# Protection d'ecran valable pour Watch4 44MM ??



## Skraajj (16 Septembre 2019)

Salut,

J'ai déjà essayer divers protection (film et verre) pour l’écran de ma watch4 mais aucun n'est vraiment bien faites... Soit la taille n'est pas exactement ça et ça ne s'adapte pas correctement ou soit j'ai une perte de sensibilité du tactile et il faut parfois appuyer 3/4x avant que ça fasse l'action...

Je cherche plus un film ou verre, les coques complète ne m’intéresse pas.

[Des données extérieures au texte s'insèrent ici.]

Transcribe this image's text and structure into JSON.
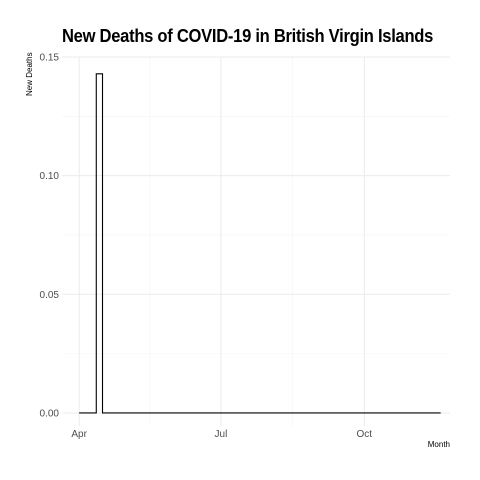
{
  "chart_data": {
    "type": "line",
    "title": "New Deaths of COVID-19 in British Virgin Islands",
    "xlabel": "Month",
    "ylabel": "New Deaths",
    "x_ticks": [
      {
        "label": "Apr",
        "date": "2020-04-01"
      },
      {
        "label": "Jul",
        "date": "2020-07-01"
      },
      {
        "label": "Oct",
        "date": "2020-10-01"
      }
    ],
    "y_ticks": [
      {
        "label": "0.00",
        "value": 0
      },
      {
        "label": "0.05",
        "value": 0.05
      },
      {
        "label": "0.10",
        "value": 0.1
      },
      {
        "label": "0.15",
        "value": 0.15
      }
    ],
    "xlim": [
      "2020-03-21",
      "2020-11-25"
    ],
    "ylim": [
      -0.0055,
      0.15
    ],
    "grid": true,
    "series": [
      {
        "color": "#000000",
        "points": [
          [
            "2020-04-01",
            0
          ],
          [
            "2020-04-12",
            0
          ],
          [
            "2020-04-12",
            0.1429
          ],
          [
            "2020-04-16",
            0.1429
          ],
          [
            "2020-04-16",
            0
          ],
          [
            "2020-11-19",
            0
          ]
        ]
      }
    ]
  }
}
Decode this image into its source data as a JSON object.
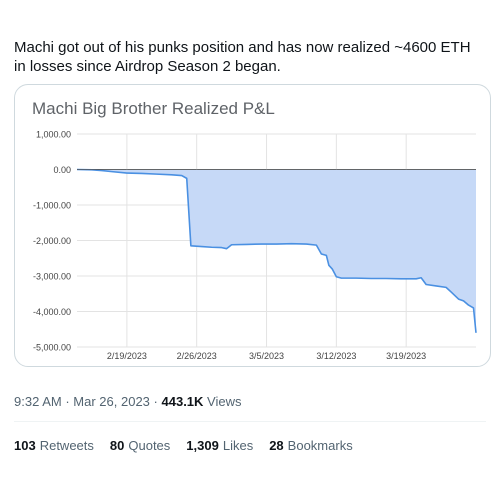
{
  "tweet": {
    "text": "Machi got out of his punks position and has now realized ~4600 ETH in losses since Airdrop Season 2 began.",
    "time": "9:32 AM",
    "separator": "·",
    "date": "Mar 26, 2023",
    "views_count": "443.1K",
    "views_label": "Views",
    "stats": [
      {
        "count": "103",
        "label": "Retweets"
      },
      {
        "count": "80",
        "label": "Quotes"
      },
      {
        "count": "1,309",
        "label": "Likes"
      },
      {
        "count": "28",
        "label": "Bookmarks"
      }
    ]
  },
  "chart_data": {
    "type": "area",
    "title": "Machi Big Brother Realized P&L",
    "ylim": [
      -5000,
      1000
    ],
    "yticks": [
      1000,
      0,
      -1000,
      -2000,
      -3000,
      -4000,
      -5000
    ],
    "ytick_labels": [
      "1,000.00",
      "0.00",
      "-1,000.00",
      "-2,000.00",
      "-3,000.00",
      "-4,000.00",
      "-5,000.00"
    ],
    "xlim": [
      "2023-02-14",
      "2023-03-26"
    ],
    "xticks": [
      "2023-02-19",
      "2023-02-26",
      "2023-03-05",
      "2023-03-12",
      "2023-03-19"
    ],
    "xtick_labels": [
      "2/19/2023",
      "2/26/2023",
      "3/5/2023",
      "3/12/2023",
      "3/19/2023"
    ],
    "grid": true,
    "colors": {
      "line": "#4a90e2",
      "fill": "#c6d9f7",
      "grid": "#e3e3e3",
      "zero": "#555555"
    },
    "series": [
      {
        "points": [
          [
            "2023-02-14T00",
            0
          ],
          [
            "2023-02-15T12",
            -10
          ],
          [
            "2023-02-16T12",
            -30
          ],
          [
            "2023-02-17T12",
            -60
          ],
          [
            "2023-02-19T00",
            -100
          ],
          [
            "2023-02-20T12",
            -110
          ],
          [
            "2023-02-22T00",
            -130
          ],
          [
            "2023-02-23T12",
            -150
          ],
          [
            "2023-02-24T12",
            -170
          ],
          [
            "2023-02-25T00",
            -250
          ],
          [
            "2023-02-25T10",
            -2150
          ],
          [
            "2023-02-26T12",
            -2170
          ],
          [
            "2023-02-27T12",
            -2190
          ],
          [
            "2023-02-28T12",
            -2200
          ],
          [
            "2023-03-01T00",
            -2230
          ],
          [
            "2023-03-01T12",
            -2120
          ],
          [
            "2023-03-03T00",
            -2110
          ],
          [
            "2023-03-04T12",
            -2100
          ],
          [
            "2023-03-06T00",
            -2100
          ],
          [
            "2023-03-07T12",
            -2090
          ],
          [
            "2023-03-09T00",
            -2100
          ],
          [
            "2023-03-10T00",
            -2130
          ],
          [
            "2023-03-10T12",
            -2380
          ],
          [
            "2023-03-11T00",
            -2420
          ],
          [
            "2023-03-11T06",
            -2700
          ],
          [
            "2023-03-11T14",
            -2800
          ],
          [
            "2023-03-12T00",
            -3020
          ],
          [
            "2023-03-12T12",
            -3060
          ],
          [
            "2023-03-14T00",
            -3060
          ],
          [
            "2023-03-15T12",
            -3070
          ],
          [
            "2023-03-17T00",
            -3070
          ],
          [
            "2023-03-18T12",
            -3080
          ],
          [
            "2023-03-20T00",
            -3080
          ],
          [
            "2023-03-20T12",
            -3050
          ],
          [
            "2023-03-21T00",
            -3240
          ],
          [
            "2023-03-22T00",
            -3280
          ],
          [
            "2023-03-23T00",
            -3320
          ],
          [
            "2023-03-23T12",
            -3450
          ],
          [
            "2023-03-24T06",
            -3650
          ],
          [
            "2023-03-24T18",
            -3700
          ],
          [
            "2023-03-25T06",
            -3820
          ],
          [
            "2023-03-25T18",
            -3900
          ],
          [
            "2023-03-26T00",
            -4600
          ]
        ]
      }
    ]
  }
}
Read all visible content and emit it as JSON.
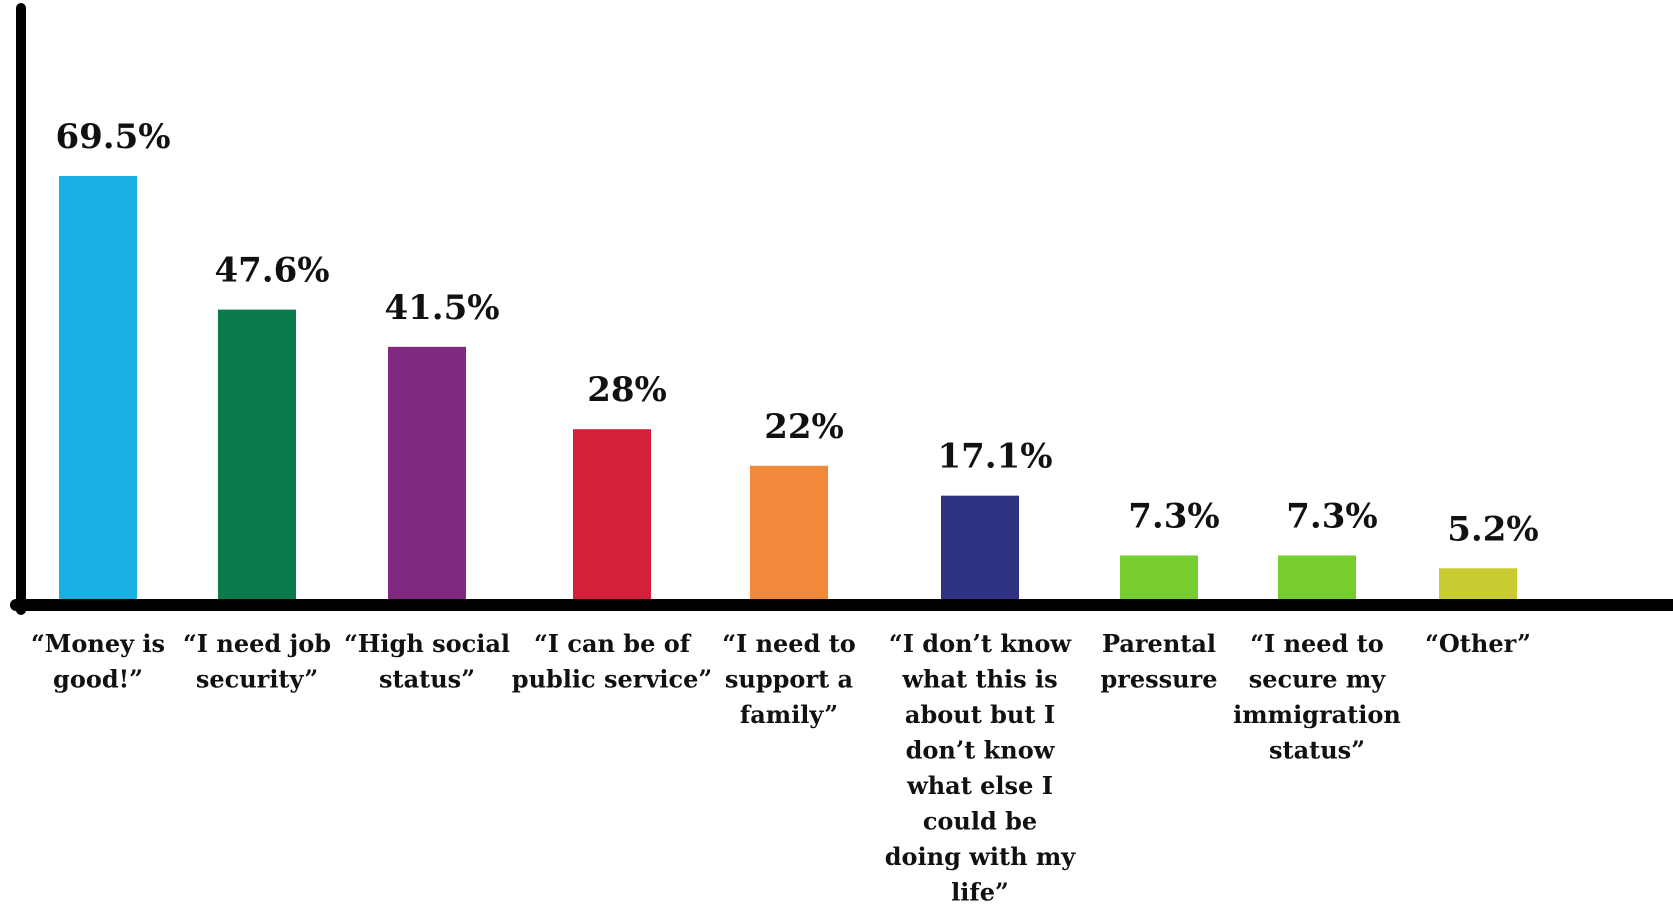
{
  "chart_data": {
    "type": "bar",
    "categories": [
      [
        "“Money is",
        "good!”"
      ],
      [
        "“I need job",
        "security”"
      ],
      [
        "“High social",
        "status”"
      ],
      [
        "“I can be of",
        "public service”"
      ],
      [
        "“I need to",
        "support a",
        "family”"
      ],
      [
        "“I don’t know",
        "what this is",
        "about but I",
        "don’t know",
        "what else I",
        "could be",
        "doing with my",
        "life”"
      ],
      [
        "Parental",
        "pressure"
      ],
      [
        "“I need to",
        "secure my",
        "immigration",
        "status”"
      ],
      [
        "“Other”"
      ]
    ],
    "values": [
      69.5,
      47.6,
      41.5,
      28,
      22,
      17.1,
      7.3,
      7.3,
      5.2
    ],
    "value_labels": [
      "69.5%",
      "47.6%",
      "41.5%",
      "28%",
      "22%",
      "17.1%",
      "7.3%",
      "7.3%",
      "5.2%"
    ],
    "colors": [
      "#1ab0e3",
      "#0b7a4d",
      "#7f2a80",
      "#d4203b",
      "#f2883a",
      "#2e3280",
      "#77cc2e",
      "#77cc2e",
      "#c9cc33"
    ],
    "ylim": [
      0,
      75
    ],
    "title": "",
    "xlabel": "",
    "ylabel": "",
    "grid": false,
    "legend": "none"
  }
}
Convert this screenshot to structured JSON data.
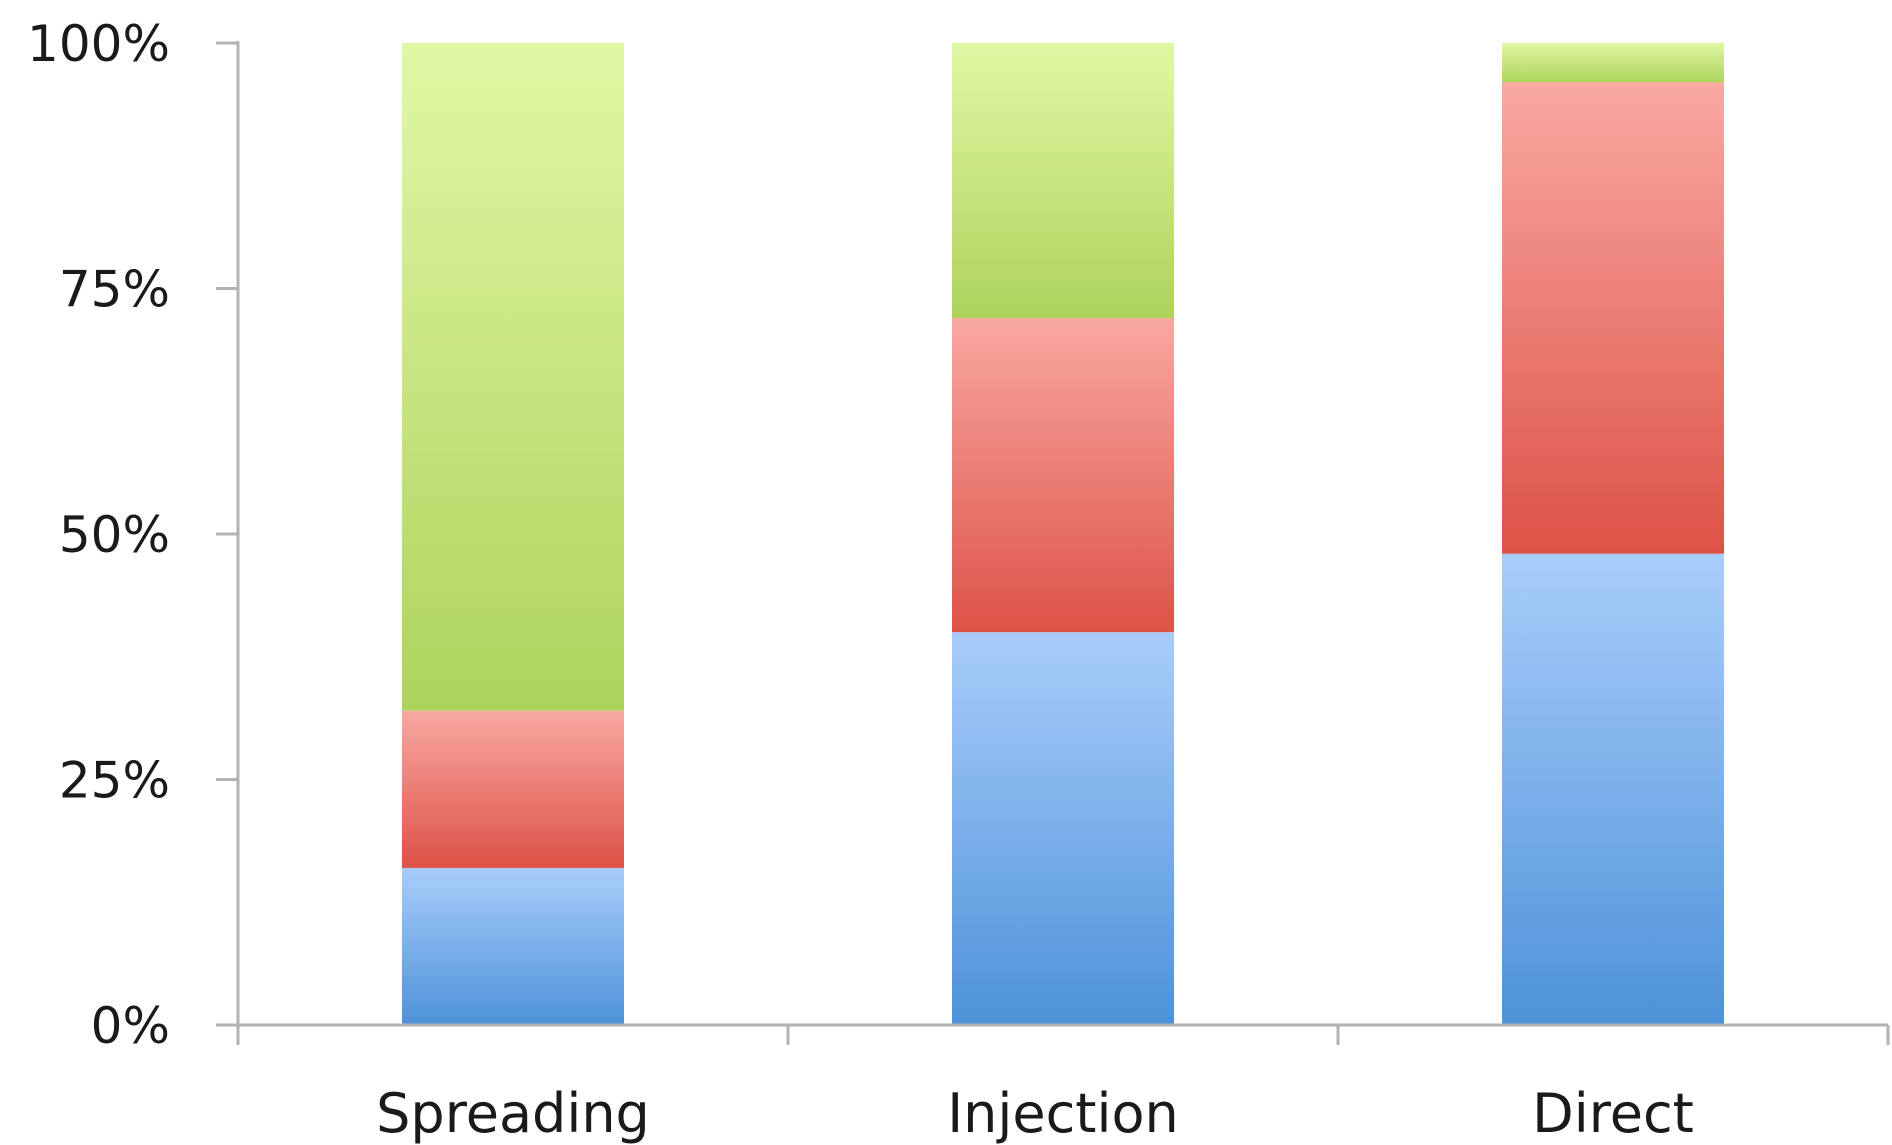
{
  "chart_data": {
    "type": "bar",
    "stacked": true,
    "normalized": true,
    "categories": [
      "Spreading",
      "Injection",
      "Direct"
    ],
    "series": [
      {
        "color": "#5b9bdf",
        "values": [
          16,
          40,
          48
        ]
      },
      {
        "color": "#e0625a",
        "values": [
          16,
          32,
          48
        ]
      },
      {
        "color": "#b7d768",
        "values": [
          68,
          28,
          4
        ]
      }
    ],
    "ylim": [
      0,
      100
    ],
    "yticks": [
      0,
      25,
      50,
      75,
      100
    ],
    "ytick_labels": [
      "0%",
      "25%",
      "50%",
      "75%",
      "100%"
    ],
    "grid": false,
    "legend": "none"
  }
}
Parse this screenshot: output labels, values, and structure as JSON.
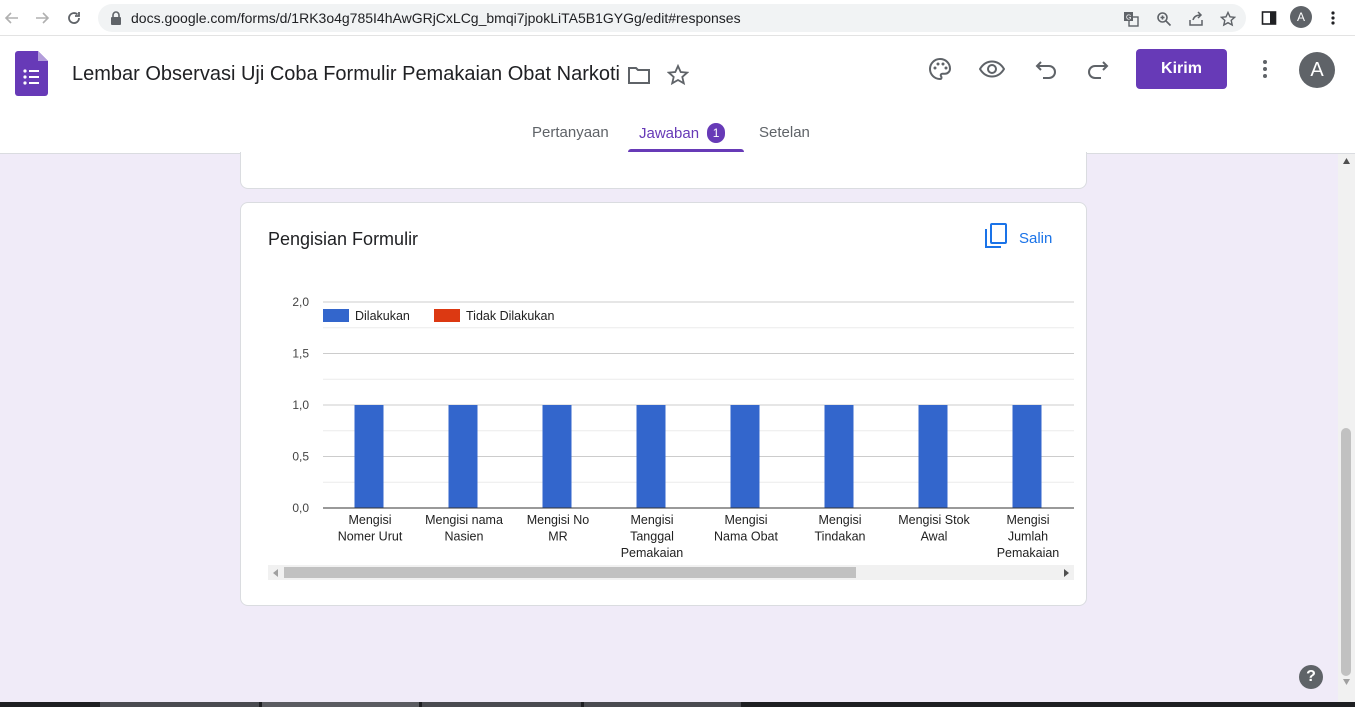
{
  "browser": {
    "url": "docs.google.com/forms/d/1RK3o4g785I4hAwGRjCxLCg_bmqi7jpokLiTA5B1GYGg/edit#responses",
    "profile_initial": "A"
  },
  "header": {
    "title": "Lembar Observasi Uji Coba Formulir Pemakaian Obat Narkotika",
    "send_label": "Kirim",
    "avatar_initial": "A"
  },
  "tabs": [
    {
      "label": "Pertanyaan"
    },
    {
      "label": "Jawaban",
      "badge": "1"
    },
    {
      "label": "Setelan"
    }
  ],
  "card": {
    "title": "Pengisian Formulir",
    "copy_label": "Salin"
  },
  "colors": {
    "accent": "#673ab7",
    "series_done": "#3366cc",
    "series_not_done": "#dc3912"
  },
  "chart_data": {
    "type": "bar",
    "title": "Pengisian Formulir",
    "categories": [
      [
        "Mengisi",
        "Nomer Urut"
      ],
      [
        "Mengisi nama",
        "Nasien"
      ],
      [
        "Mengisi No",
        "MR"
      ],
      [
        "Mengisi",
        "Tanggal",
        "Pemakaian"
      ],
      [
        "Mengisi",
        "Nama Obat"
      ],
      [
        "Mengisi",
        "Tindakan"
      ],
      [
        "Mengisi Stok",
        "Awal"
      ],
      [
        "Mengisi",
        "Jumlah",
        "Pemakaian"
      ]
    ],
    "series": [
      {
        "name": "Dilakukan",
        "values": [
          1,
          1,
          1,
          1,
          1,
          1,
          1,
          1
        ]
      },
      {
        "name": "Tidak Dilakukan",
        "values": [
          0,
          0,
          0,
          0,
          0,
          0,
          0,
          0
        ]
      }
    ],
    "y_ticks": [
      "0,0",
      "0,5",
      "1,0",
      "1,5",
      "2,0"
    ],
    "ylim": [
      0,
      2
    ],
    "legend_position": "top-left"
  },
  "help_label": "?"
}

Avez vous des protections a recommander?

Ça m’embête vraiment car même en faisant extrêmement attention j'ai déjà une petite griffe a cause de cela... Et ça n'est pas faute de chercher/tester car depuis le 1er jour j'essaie 

Merci d'avance


----------



## Jura39 (16 Septembre 2019)

Bonsoir,

Vous avez déjà tester les films ?
Personnellement , je ne protège pas ma Watch


----------



## Skraajj (16 Septembre 2019)

Oui j’en ai déjà testé mais ils n’étaient pas top  

Le problème c’est qu’en ne la protégeant pas elle risque pas de rester longtemps comme neuve


----------



## Jura39 (16 Septembre 2019)

C'est quel modèle?


----------